Source: I founded and sold an ElasticSearch hosting company.

cheald · 10 years ago
Much of that isn't specific to Elasticsearch; security, backups, logging config, etc is all going to be extremely common across just about every similar product. I didn't say that Elasticsearch was "trivial", I said that it's one of the easiest clustered DBs to administrate. Anything distributed has a whole set of caveats that you have to be aware of and know how to handle, but using managed ES vs hosting your own doesn't really change any of that.

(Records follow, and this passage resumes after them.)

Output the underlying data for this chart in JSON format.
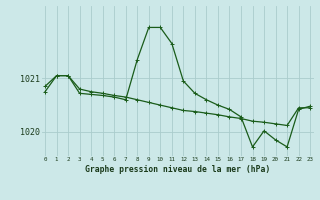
{
  "title": "Graphe pression niveau de la mer (hPa)",
  "background_color": "#cce8e8",
  "grid_color": "#aacccc",
  "line_color_1": "#1a5c1a",
  "line_color_2": "#1a5c1a",
  "x_labels": [
    "0",
    "1",
    "2",
    "3",
    "4",
    "5",
    "6",
    "7",
    "8",
    "9",
    "10",
    "11",
    "12",
    "13",
    "14",
    "15",
    "16",
    "17",
    "18",
    "19",
    "20",
    "21",
    "22",
    "23"
  ],
  "series1": [
    1020.85,
    1021.05,
    1021.05,
    1020.8,
    1020.75,
    1020.72,
    1020.68,
    1020.65,
    1020.6,
    1020.55,
    1020.5,
    1020.45,
    1020.4,
    1020.38,
    1020.35,
    1020.32,
    1020.28,
    1020.25,
    1020.2,
    1020.18,
    1020.15,
    1020.12,
    1020.45,
    1020.45
  ],
  "series2": [
    1020.75,
    1021.05,
    1021.05,
    1020.72,
    1020.7,
    1020.68,
    1020.65,
    1020.6,
    1021.35,
    1021.95,
    1021.95,
    1021.65,
    1020.95,
    1020.72,
    1020.6,
    1020.5,
    1020.42,
    1020.28,
    1019.72,
    1020.02,
    1019.85,
    1019.72,
    1020.42,
    1020.48
  ],
  "ylim_min": 1019.55,
  "ylim_max": 1022.35,
  "ytick_positions": [
    1020,
    1021
  ],
  "ytick_labels": [
    "1020",
    "1021"
  ]
}
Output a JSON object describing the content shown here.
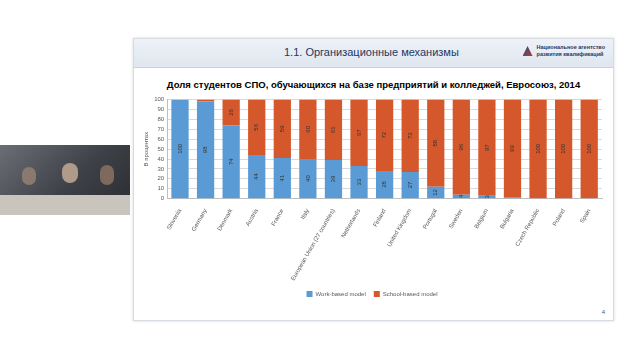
{
  "slide": {
    "heading": "1.1. Организационные механизмы",
    "logo": [
      "Национальное агентство",
      "развития квалификаций"
    ],
    "page": "4"
  },
  "chart_data": {
    "type": "bar",
    "stacked": true,
    "title": "Доля студентов СПО, обучающихся на базе предприятий и колледжей, Евросоюз, 2014",
    "y_label": "В процентах",
    "categories": [
      "Slovenia",
      "Germany",
      "Denmark",
      "Austria",
      "France",
      "Italy",
      "European Union (27 countries)",
      "Netherlands",
      "Finland",
      "United Kingdom",
      "Portugal",
      "Sweden",
      "Belgium",
      "Bulgaria",
      "Czech Republic",
      "Poland",
      "Spain"
    ],
    "series": [
      {
        "name": "Work-based model",
        "color": "#5b9bd5",
        "values": [
          100,
          98,
          74,
          44,
          41,
          40,
          39,
          33,
          28,
          27,
          12,
          4,
          3,
          1,
          0,
          0,
          0
        ],
        "value_labels": [
          "100",
          "98",
          "74",
          "44",
          "41",
          "40",
          "39",
          "33",
          "28",
          "27",
          "12",
          "4",
          "3",
          null,
          null,
          null,
          null
        ]
      },
      {
        "name": "School-based model",
        "color": "#d4582b",
        "values": [
          0,
          2,
          26,
          56,
          59,
          60,
          61,
          67,
          72,
          73,
          88,
          96,
          97,
          99,
          100,
          100,
          100
        ],
        "value_labels": [
          null,
          null,
          "26",
          "56",
          "59",
          "60",
          "61",
          "67",
          "72",
          "73",
          "88",
          "96",
          "97",
          "99",
          "100",
          "100",
          "100"
        ]
      }
    ],
    "ylim": [
      0,
      100
    ],
    "yticks": [
      0,
      10,
      20,
      30,
      40,
      50,
      60,
      70,
      80,
      90,
      100
    ],
    "grid": true,
    "legend": "bottom",
    "data_labels": true
  }
}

My point is that the value-add from AWS' managed ES product is much, much smaller than it might be for other similar products because of the relative ease of administrating ES.

Xylakant · 10 years ago
I do among other things elasticsearch consulting and a significant part of the urgent jobs I do is fixing braindead-easy ES setups. It's easy to install and configure, it will probably even run fine with a small dataset or few queries, but it will start to fall apart if you're putting load on it and haven't thought at least a little about your setup. That's not a surprising thing in itself, practically no piece of software will just eat any garbage you throw at it, so ES is at least on par with a lot of other options out there. It's often just a small thing, tweaking shard counts and index sizes, using the appropriate instance type, something like that. But it's still easy to get wrong and a lot of people do.
notyourwork · 10 years ago
The part you forget with this is the people cost. A company moving to an AWS (or other cloud provider solution) may be able to drop a human from their staff. This is worth a lot more than saving a few dollars rolling your own ES. Also when you roll your own you usually maintain, if not increase staff count. Cloud providers afford businesses the ability to look at decreasing staffing while increasing capacity.
Shizka · 10 years ago
Is it a better alternative to set it up on EC2 instances?
derptacos · 10 years ago
Would defeat the purpose, managing it yourself could cost substantially more in $ + time.
elssar · 10 years ago
In terms of AWS costs, running your own cluster will cost significantly less, specially if you use reserved instances. The AWS ES instances cost ~1.6x more than their regular counterparts. Also, you can't reserve ES instances.
wahnfrieden · 10 years ago
It's worth running the math on that one.
balls187 · 10 years ago
Yes.

Amazon's typical approach for AWS products is to MVP them, and iterate functionality.

This often means that early services work very well for a handful of use cases. If your case deviates slightly in requirements, you will be better off in the short term running it yourself--assuming you can't change requirements.

In my experience, the AWS teams are very responsive to feedback and work pretty hard to add functionality to their mvp services.